By Fiona Hurrell, Contributing Reporter

RIO DE JANEIRO, BRAZIL – Troubled British singer Amy Winehouse was found dead in her London home on Saturday, July 23rd at approximately 3:54PM. An autopsy has since been carried out but was deemed inconclusive. Police are now awaiting the results of a toxicology test to determine the cause of death of the singer who was known to have suffered a long-running and publicly documented battle with drug and alcohol addiction.

Destined to die young? The singer was only at just 27 years old. Rio de Janeiro, Brazil, News
Amy Winehouse has died at just 27 years of age, photo by Ivo Garcev/Flickr Creative Commons License.

Winehouse rose to fame in 2003 with her debut album “Frank,” which was followed by the immensely popular “Back to Black” album in 2006 featuring her hit single “Rehab.” The singer was renowned for her fast living and became a constant feature in many tabloid newspapers as much for her unreliable concert performances as her notorious drinking and drug taking.

Many blame the singer’s problems and early demise on her sudden rise to fame at such a young age, together with bad influences from those around her. These factors have sparked comparisons of the star to the tragic life of American Jazz artist Billie Holiday.

Journalist Karen Heller of the Philadelphia Enquirer wrote that Winehouse was “Crashing headfirst into success and despair, with a codependent husband in jail, exhibitionist parents with questionable judgment, and the paparazzi documenting her emotional and physical distress.”

Winehouse’s fame stretched worldwide and included a huge fan base here in Brazil. In January 2011, she stayed in Rio’s bohemian district of Santa Teresa at the exclusive Hotel Santa Teresa ahead of her highly anticipated Brazilian tour which saw her perform in Recife, São Paulo and Rio de Janeiro.

This one off tour was largely perceived by critics as her long-awaited “come back,” since the artist had seldom made live performances with a full backing band since 2008. Things looked promising for the singer who performed at the HSBC Arena in Rio de Janeiro on January 11th looking healthier than she had in previous months and on fine vocal form.

Winehouse's concert performances could be unpredictable but appeared healthier in Rio. Taken by Petercruise. Rio de Janeiro, Brazil, News
Winehouse's concert performances could be unpredictable but she appeared healthier in Rio, photo by Petercruise/Flickr Creative Commons License.

Even British newspaper The Daily Mail printed the headline ‘Amy Winehouse is looking healthier than ever as she prepares to showcase new material in Brazil,’ followed by pictures of the artist appearing fresh-faced whilst relaxing in the hotel grounds in Santa Teresa.

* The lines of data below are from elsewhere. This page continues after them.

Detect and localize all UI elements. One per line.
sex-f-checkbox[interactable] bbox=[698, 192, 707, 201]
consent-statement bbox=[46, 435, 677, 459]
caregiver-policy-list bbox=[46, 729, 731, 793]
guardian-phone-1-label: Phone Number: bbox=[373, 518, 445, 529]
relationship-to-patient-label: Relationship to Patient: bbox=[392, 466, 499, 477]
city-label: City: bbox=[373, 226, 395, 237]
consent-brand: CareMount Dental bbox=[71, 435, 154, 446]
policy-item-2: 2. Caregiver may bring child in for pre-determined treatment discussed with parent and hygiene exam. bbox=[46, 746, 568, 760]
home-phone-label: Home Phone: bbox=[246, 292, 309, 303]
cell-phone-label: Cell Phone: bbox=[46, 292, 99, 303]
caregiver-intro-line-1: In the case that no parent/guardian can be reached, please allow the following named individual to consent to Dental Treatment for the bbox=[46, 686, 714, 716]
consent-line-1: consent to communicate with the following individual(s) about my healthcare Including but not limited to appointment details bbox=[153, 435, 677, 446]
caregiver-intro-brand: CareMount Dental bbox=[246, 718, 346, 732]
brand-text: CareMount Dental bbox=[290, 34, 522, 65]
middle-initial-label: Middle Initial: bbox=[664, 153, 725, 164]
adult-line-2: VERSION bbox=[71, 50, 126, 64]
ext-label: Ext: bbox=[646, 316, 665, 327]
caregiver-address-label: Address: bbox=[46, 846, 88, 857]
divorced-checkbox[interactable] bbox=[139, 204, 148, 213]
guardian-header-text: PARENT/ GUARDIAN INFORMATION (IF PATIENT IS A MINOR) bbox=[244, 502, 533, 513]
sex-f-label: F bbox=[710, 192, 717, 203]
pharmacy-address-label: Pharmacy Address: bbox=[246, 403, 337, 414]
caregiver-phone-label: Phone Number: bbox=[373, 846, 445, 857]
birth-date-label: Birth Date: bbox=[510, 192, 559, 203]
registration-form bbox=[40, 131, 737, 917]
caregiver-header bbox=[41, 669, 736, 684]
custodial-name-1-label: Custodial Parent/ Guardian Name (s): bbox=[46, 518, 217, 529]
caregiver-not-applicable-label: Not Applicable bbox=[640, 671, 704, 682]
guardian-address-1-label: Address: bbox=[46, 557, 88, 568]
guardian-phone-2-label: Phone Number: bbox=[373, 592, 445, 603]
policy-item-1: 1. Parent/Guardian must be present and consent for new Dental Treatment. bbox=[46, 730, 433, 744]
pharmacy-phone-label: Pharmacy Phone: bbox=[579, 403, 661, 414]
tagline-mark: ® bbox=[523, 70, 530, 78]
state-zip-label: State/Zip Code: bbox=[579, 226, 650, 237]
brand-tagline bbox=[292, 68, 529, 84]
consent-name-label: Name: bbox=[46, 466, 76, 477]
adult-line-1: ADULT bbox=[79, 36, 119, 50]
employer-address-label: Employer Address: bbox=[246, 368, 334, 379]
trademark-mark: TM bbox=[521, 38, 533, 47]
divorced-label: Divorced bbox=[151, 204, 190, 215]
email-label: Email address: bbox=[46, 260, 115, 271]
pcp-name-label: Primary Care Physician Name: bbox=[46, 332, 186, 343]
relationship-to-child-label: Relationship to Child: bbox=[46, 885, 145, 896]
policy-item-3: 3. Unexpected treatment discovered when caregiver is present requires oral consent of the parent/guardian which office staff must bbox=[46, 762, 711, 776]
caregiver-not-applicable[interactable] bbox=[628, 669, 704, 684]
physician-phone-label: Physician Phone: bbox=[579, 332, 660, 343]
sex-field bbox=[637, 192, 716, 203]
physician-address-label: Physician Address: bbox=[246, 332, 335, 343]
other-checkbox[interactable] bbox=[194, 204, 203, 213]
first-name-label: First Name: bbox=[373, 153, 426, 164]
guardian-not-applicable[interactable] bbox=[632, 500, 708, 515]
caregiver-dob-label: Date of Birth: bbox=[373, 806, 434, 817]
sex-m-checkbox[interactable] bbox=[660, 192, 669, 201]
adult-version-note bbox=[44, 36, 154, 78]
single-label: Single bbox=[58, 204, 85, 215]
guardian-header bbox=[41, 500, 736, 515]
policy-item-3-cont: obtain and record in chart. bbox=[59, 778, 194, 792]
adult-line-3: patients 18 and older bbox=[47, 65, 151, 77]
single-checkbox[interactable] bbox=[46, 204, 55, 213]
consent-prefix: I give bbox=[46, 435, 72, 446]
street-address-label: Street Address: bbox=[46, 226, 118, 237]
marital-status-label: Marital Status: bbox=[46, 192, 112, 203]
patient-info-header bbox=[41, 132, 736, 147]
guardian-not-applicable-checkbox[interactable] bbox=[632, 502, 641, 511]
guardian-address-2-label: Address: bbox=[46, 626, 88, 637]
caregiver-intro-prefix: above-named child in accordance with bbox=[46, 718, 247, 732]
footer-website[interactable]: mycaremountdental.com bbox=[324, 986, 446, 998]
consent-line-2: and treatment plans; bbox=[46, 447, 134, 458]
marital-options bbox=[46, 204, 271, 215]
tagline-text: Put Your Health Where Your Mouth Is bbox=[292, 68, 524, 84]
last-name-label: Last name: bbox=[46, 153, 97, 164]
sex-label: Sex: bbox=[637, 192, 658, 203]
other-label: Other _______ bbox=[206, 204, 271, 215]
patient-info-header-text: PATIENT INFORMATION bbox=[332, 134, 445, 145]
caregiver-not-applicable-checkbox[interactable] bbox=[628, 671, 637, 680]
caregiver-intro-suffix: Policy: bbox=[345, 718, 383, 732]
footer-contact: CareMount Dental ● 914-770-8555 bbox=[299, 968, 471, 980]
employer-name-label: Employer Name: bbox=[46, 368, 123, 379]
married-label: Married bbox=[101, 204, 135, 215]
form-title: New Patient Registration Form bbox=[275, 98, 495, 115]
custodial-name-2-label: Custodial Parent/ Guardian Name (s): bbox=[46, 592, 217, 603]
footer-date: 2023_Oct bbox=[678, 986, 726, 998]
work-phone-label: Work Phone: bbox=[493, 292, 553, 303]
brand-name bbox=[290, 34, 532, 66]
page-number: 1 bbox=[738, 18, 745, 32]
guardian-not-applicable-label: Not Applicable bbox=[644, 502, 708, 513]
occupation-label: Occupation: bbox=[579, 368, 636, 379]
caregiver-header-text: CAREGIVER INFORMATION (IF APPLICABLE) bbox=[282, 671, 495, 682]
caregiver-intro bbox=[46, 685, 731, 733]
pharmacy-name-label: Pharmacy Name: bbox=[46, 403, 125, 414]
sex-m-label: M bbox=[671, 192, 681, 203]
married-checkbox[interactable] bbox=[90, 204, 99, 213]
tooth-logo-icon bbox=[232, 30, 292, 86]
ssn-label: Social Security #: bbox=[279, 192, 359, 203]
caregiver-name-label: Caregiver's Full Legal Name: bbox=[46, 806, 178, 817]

During the concert, Winehouse performed many of her most popular tracks along with some new material that was set to be released on a third album which has, sadly, been left incomplete.

Carioca fan Caroline Rothmuller attended the show and said, “She was clearly a little drunk on stage because she was swaying but her performance was still very good. I think that was all part of her popularity though, she lived on the edge. Even so, the news of her death is just tragic.”

Winehouse spent much of her career in and out of various rehab clinics trying to get on the straight and narrow, even using her experiences to pen hit songs such as “Back to Black” and “Addicted.” The general opinion of a large majority of people is one of sadness, yet tinged with a feeling of inevitability.

Raphael Fraga is a Brazilian fan who also attended the concert in Rio last January. He expressed his sorrow at the death of one of his favorite vocalists. “It was no secret in the news that she was on some kind of collision course, you kind of knew it would happen one day but that makes it no less tragic. She had a unique talent that will be very much missed, both here in Brazil and worldwide.”

Tee Hussein Cardaci, DJ and founding member of Rio’s own Botafogo Social Club offered: “It’s easy to forget, with the current chart success of artists like Adele, that it was really Amy that kicked off the modern soul revival. Her influence in bringing ‘real’ music back to the pop charts should not be forgotten amidst the tabloid headlines she created. I think her Brazilian audience could connect with the raw emotion in her music, despite the language barrier.”